The island of Bali is part of the Republic of Indonesia, the largest archipelago in the world with over 18,000 islands. Bali is surrounded by the Bali Sea and the Indian Ocean. It’s positioned in Southeast Asia, in central Indonesia, and sits just to the east of the island of Java and just west of the island of Lombok.

  • Coordinates – Latitude/Longitude 08° 39′ S, 115° 13′ E
  • Population – 4,225,000
  • Capital City – Denpasar
  • Languages – Bahasa Indonesia (plus regional dialects), English, Dutch
  • Currency – Indonesian Rupiah (IDR)
  • Religions – Hindu (95%), others are Muslim, Buddhist, Christian
  • Land Area – 5,632 sq km (2,174 sq miles)


Along the riverfront is where you can find Sungai and Sungai Gold, elegantly perched to provide unimpeded views of the vast palms and tangled jungle all around.

Whilst staying with us in Cepaka you can choose to witness typical traditional life at first hand. Working together towards a common goal, men and women set out at dawn to their fields, ploughing, irrigating, planting, and harvesting. In the village compound they gather to make delicate and colourful offerings for their ancestral forbears and Hindu deities, and carry out other village activities, which involve all members of the community. Balinese call this “gotong royong”, which means helping each other, or community teamwork.

This community spirit, untiring religious devotion, and the fact that the people work closely with nature epitomize their “trihita karana” philosophy of the interconnection between man, nature and the divine. There are no restaurants, cafes or even shops bigger than tiny stores selling the most basic supplies.
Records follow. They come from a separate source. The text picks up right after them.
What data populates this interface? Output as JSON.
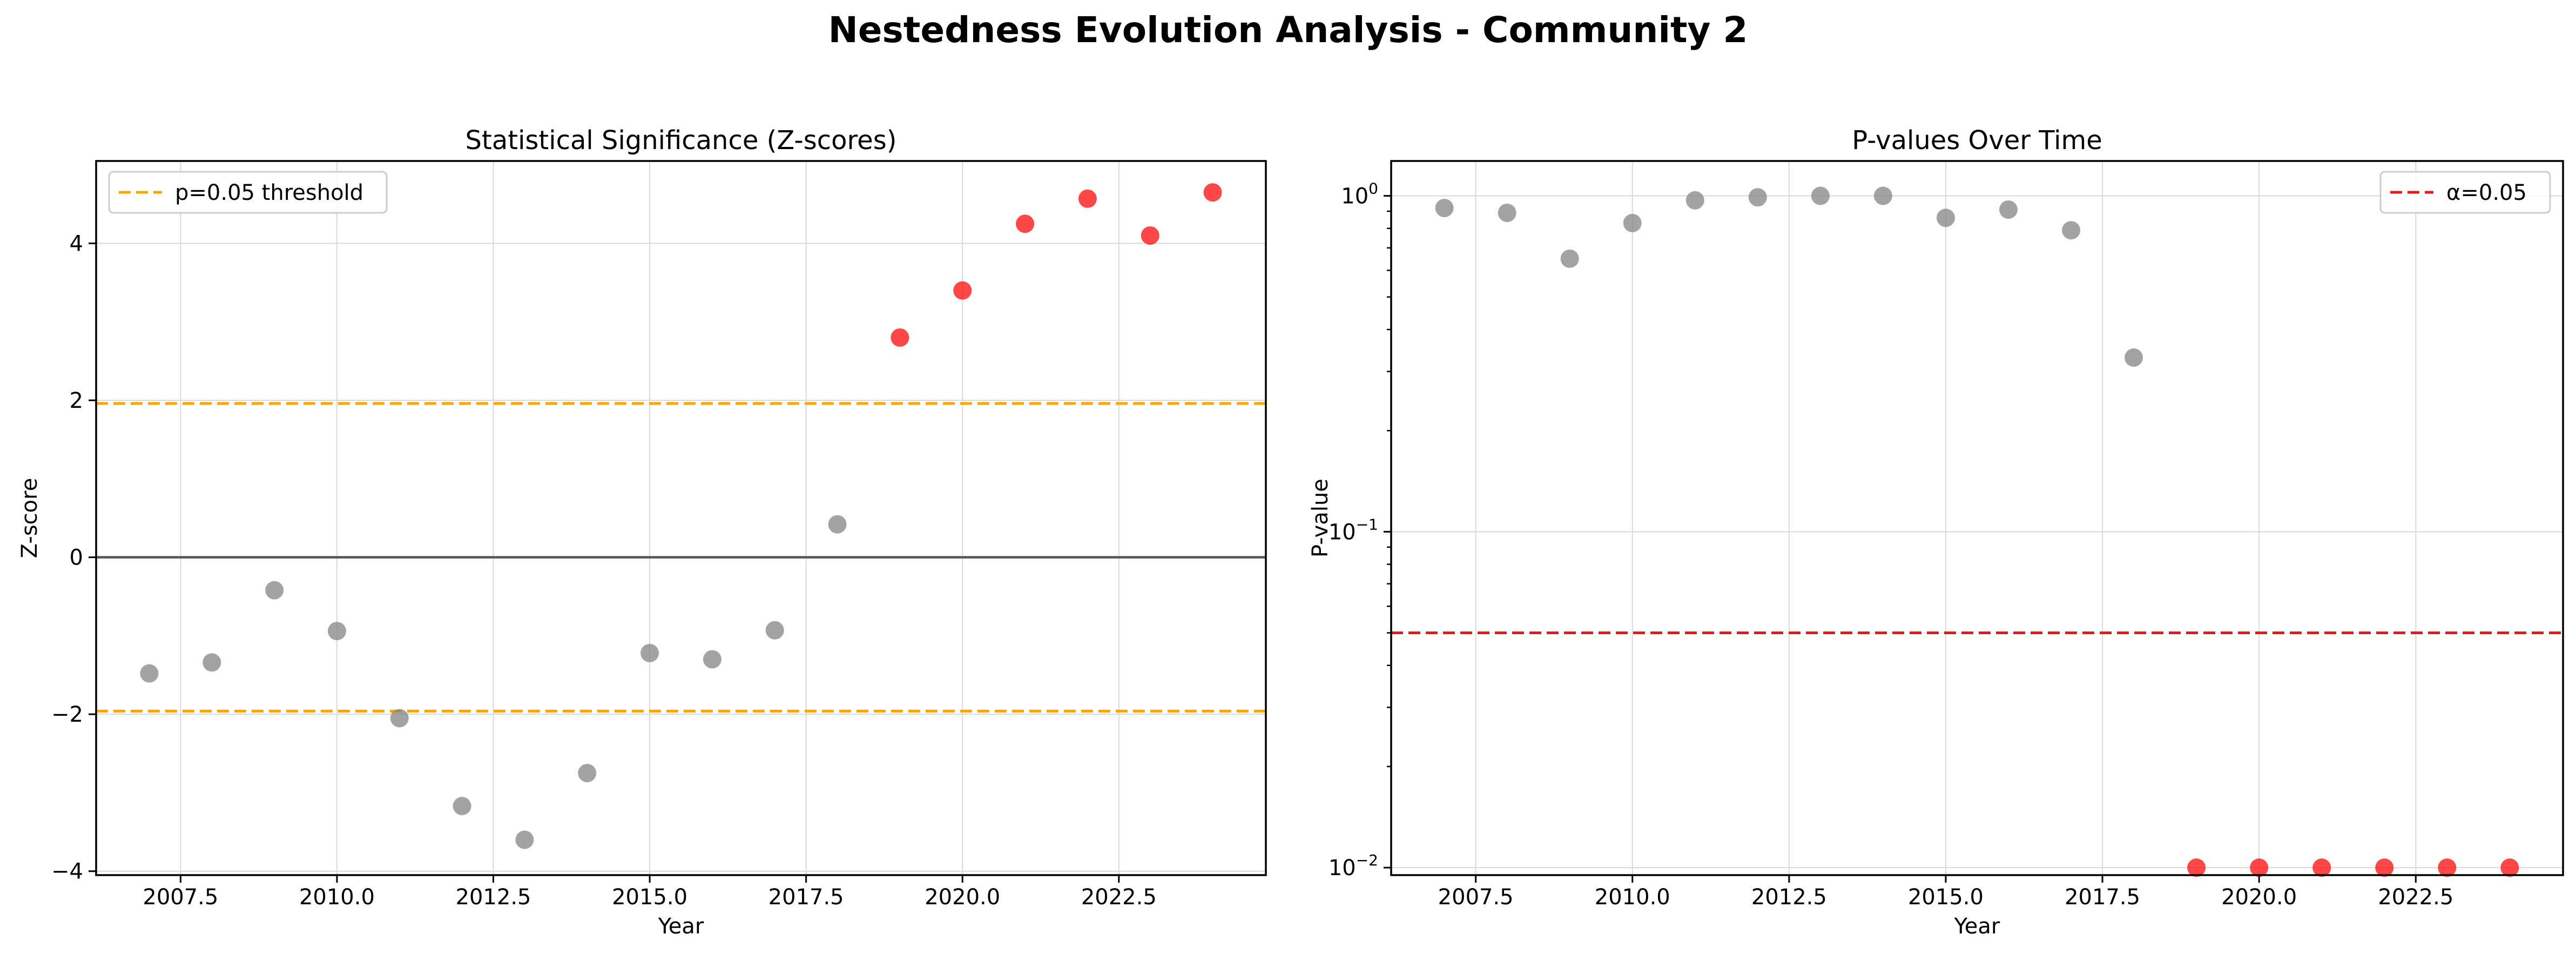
{
  "suptitle": "Nestedness Evolution Analysis - Community 2",
  "colors": {
    "significant": "#ff0000",
    "not_significant": "#808080",
    "threshold_left": "#ffa500",
    "threshold_right": "#e31a1c",
    "zero_line": "#555555",
    "grid": "#d9d9d9"
  },
  "chart_data": [
    {
      "type": "scatter",
      "title": "Statistical Significance (Z-scores)",
      "xlabel": "Year",
      "ylabel": "Z-score",
      "xlim": [
        2006.15,
        2024.85
      ],
      "ylim": [
        -4.05,
        5.05
      ],
      "yscale": "linear",
      "grid": true,
      "xticks": [
        2007.5,
        2010.0,
        2012.5,
        2015.0,
        2017.5,
        2020.0,
        2022.5
      ],
      "xtick_labels": [
        "2007.5",
        "2010.0",
        "2012.5",
        "2015.0",
        "2017.5",
        "2020.0",
        "2022.5"
      ],
      "yticks": [
        -4,
        -2,
        0,
        2,
        4
      ],
      "ytick_labels": [
        "−4",
        "−2",
        "0",
        "2",
        "4"
      ],
      "reference_lines": [
        {
          "y": 1.96,
          "style": "dashed",
          "color": "#ffa500",
          "legend": "p=0.05 threshold"
        },
        {
          "y": -1.96,
          "style": "dashed",
          "color": "#ffa500"
        },
        {
          "y": 0,
          "style": "solid",
          "color": "#555555"
        }
      ],
      "legend_position": "upper left",
      "points": [
        {
          "x": 2007,
          "y": -1.48,
          "significant": false
        },
        {
          "x": 2008,
          "y": -1.34,
          "significant": false
        },
        {
          "x": 2009,
          "y": -0.42,
          "significant": false
        },
        {
          "x": 2010,
          "y": -0.94,
          "significant": false
        },
        {
          "x": 2011,
          "y": -2.05,
          "significant": false
        },
        {
          "x": 2012,
          "y": -3.17,
          "significant": false
        },
        {
          "x": 2013,
          "y": -3.6,
          "significant": false
        },
        {
          "x": 2014,
          "y": -2.75,
          "significant": false
        },
        {
          "x": 2015,
          "y": -1.22,
          "significant": false
        },
        {
          "x": 2016,
          "y": -1.3,
          "significant": false
        },
        {
          "x": 2017,
          "y": -0.93,
          "significant": false
        },
        {
          "x": 2018,
          "y": 0.42,
          "significant": false
        },
        {
          "x": 2019,
          "y": 2.8,
          "significant": true
        },
        {
          "x": 2020,
          "y": 3.4,
          "significant": true
        },
        {
          "x": 2021,
          "y": 4.25,
          "significant": true
        },
        {
          "x": 2022,
          "y": 4.57,
          "significant": true
        },
        {
          "x": 2023,
          "y": 4.1,
          "significant": true
        },
        {
          "x": 2024,
          "y": 4.65,
          "significant": true
        }
      ]
    },
    {
      "type": "scatter",
      "title": "P-values Over Time",
      "xlabel": "Year",
      "ylabel": "P-value",
      "xlim": [
        2006.15,
        2024.85
      ],
      "ylim": [
        0.0095,
        1.27
      ],
      "yscale": "log",
      "grid": true,
      "xticks": [
        2007.5,
        2010.0,
        2012.5,
        2015.0,
        2017.5,
        2020.0,
        2022.5
      ],
      "xtick_labels": [
        "2007.5",
        "2010.0",
        "2012.5",
        "2015.0",
        "2017.5",
        "2020.0",
        "2022.5"
      ],
      "yticks": [
        0.01,
        0.1,
        1
      ],
      "ytick_labels": [
        [
          "10",
          "−2"
        ],
        [
          "10",
          "−1"
        ],
        [
          "10",
          "0"
        ]
      ],
      "reference_lines": [
        {
          "y": 0.05,
          "style": "dashed",
          "color": "#e31a1c",
          "legend": "α=0.05"
        }
      ],
      "legend_position": "upper right",
      "points": [
        {
          "x": 2007,
          "y": 0.92,
          "significant": false
        },
        {
          "x": 2008,
          "y": 0.89,
          "significant": false
        },
        {
          "x": 2009,
          "y": 0.65,
          "significant": false
        },
        {
          "x": 2010,
          "y": 0.83,
          "significant": false
        },
        {
          "x": 2011,
          "y": 0.97,
          "significant": false
        },
        {
          "x": 2012,
          "y": 0.99,
          "significant": false
        },
        {
          "x": 2013,
          "y": 1.0,
          "significant": false
        },
        {
          "x": 2014,
          "y": 1.0,
          "significant": false
        },
        {
          "x": 2015,
          "y": 0.86,
          "significant": false
        },
        {
          "x": 2016,
          "y": 0.91,
          "significant": false
        },
        {
          "x": 2017,
          "y": 0.79,
          "significant": false
        },
        {
          "x": 2018,
          "y": 0.33,
          "significant": false
        },
        {
          "x": 2019,
          "y": 0.01,
          "significant": true
        },
        {
          "x": 2020,
          "y": 0.01,
          "significant": true
        },
        {
          "x": 2021,
          "y": 0.01,
          "significant": true
        },
        {
          "x": 2022,
          "y": 0.01,
          "significant": true
        },
        {
          "x": 2023,
          "y": 0.01,
          "significant": true
        },
        {
          "x": 2024,
          "y": 0.01,
          "significant": true
        }
      ]
    }
  ]
}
There are just lanes of typical sprawling Balinese house compounds, several temples including the main one that we are fortunate to sit below, and a handful of workshops producing some of the handcrafts that fill tourist shops in Ubud or Kuta. Mobile phones, motorbikes and televisions are the modern day additions. We are part of this community.

The cultural benefits of staying within a beautiful traditional village are compelling. The packaging of culture is inevitable with mass tourism, and in Bali, visitors typically encounter it through carefully choreographed performances. You won’t find anything staged in this authentic village. But that doesn’t mean you won’t witness a temple ceremony or an even more intimate rite of passage in someone’s home. It really just depends on what’s happening that day.

Our guests delight in the opportunity to be shown around the rice field-cocooned local village by the manager MADE, including a visit for children to the local primary school, and maybe even a visit to his own family temple and compound. MADE’s knowledge of the village is laced with folk wisdom passed down through the generations.

The Balinese take the mundane and elevate it to a celebration, giving thanks for every aspect of their life. The amazing thing about being in Bali is that you feel part of the culture and can’t help but be caught up in the spirit.

We found Cepaka has something very spiritual and magical about it.